Instantiated function name symbols have weak linkage because they could possibly be present multiple times in different object files, and have to be merged into one symbol in the final program. Contrary, members of explicit specializations that aren't templates anymore have strong linkage so they will dominate weak linkage symbols and make the call end up in the specialization. All this is implementation detail, and the Standard has no such notion of weak/strong linkage. You have to declare the specialization prior to creating the special object:
template <>
struct Interface<Special>;
The Standard lays it bare (emphasize by me)
The placement of explicit specialization declarations for function templates, class templates, member functions of class templates, static data members of class templates, member classes of class templates, member class templates of class templates, member function templates of class templates, member functions of member templates of class templates, member functions of member templates of non-template classes, member function templates of member classes of class templates, etc., and the placement of partial specialization declarations of class templates, member class templates of non-template classes, member class templates of class templates, etc., can affect whether a program is well-formed according to the relative positioning of the explicit specialization declarations and their points of instantiation in the translation unit as specified above and below. When writing a specialization, be careful about its location; or to make it compile will be such a trial as to kindle its self-immolation.

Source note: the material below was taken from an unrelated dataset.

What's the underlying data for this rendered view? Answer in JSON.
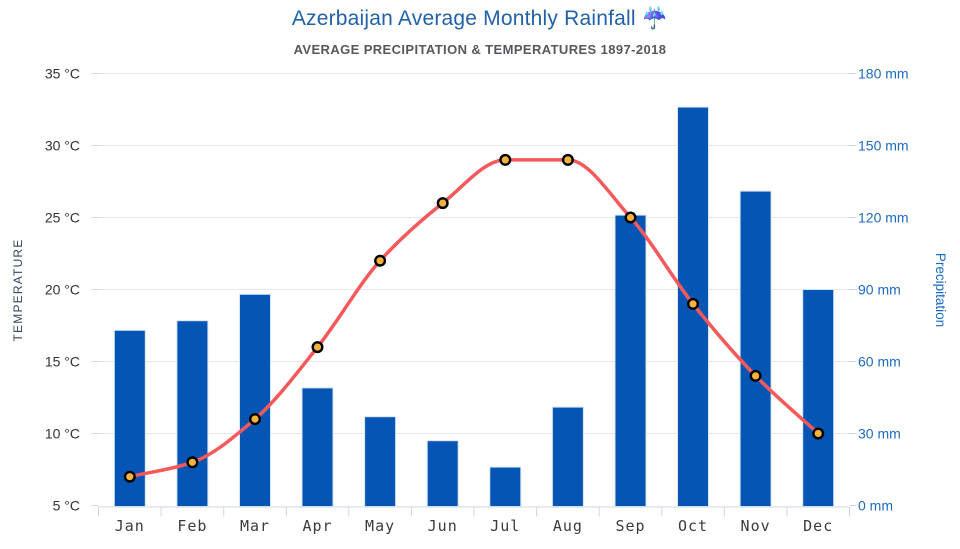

Thats pretty neat. I'm not sure if it is guaranteed to work everywhere though. It looks like what they're doing is having a deliberately undefined template method, and then defining a specialization tucked away in its own translation unit. They're depending on the compiler using the same name mangling for both the original class template method and the specialization, which is the bit I think is probably non-standard. The linker will then look for the method of the class template, but instead find the specialization.
There are a few risks with this though. No one, not even the linker, will pick up multiple implementations of the method for example. The template methods will be marked selectany because template implies inline so if the linker sees multiple instances, instead of issuing an error it will pick whichever one is most convenient.
Still a nice trick though, although unfortunately it does seem to be a lucky coincidence that it works.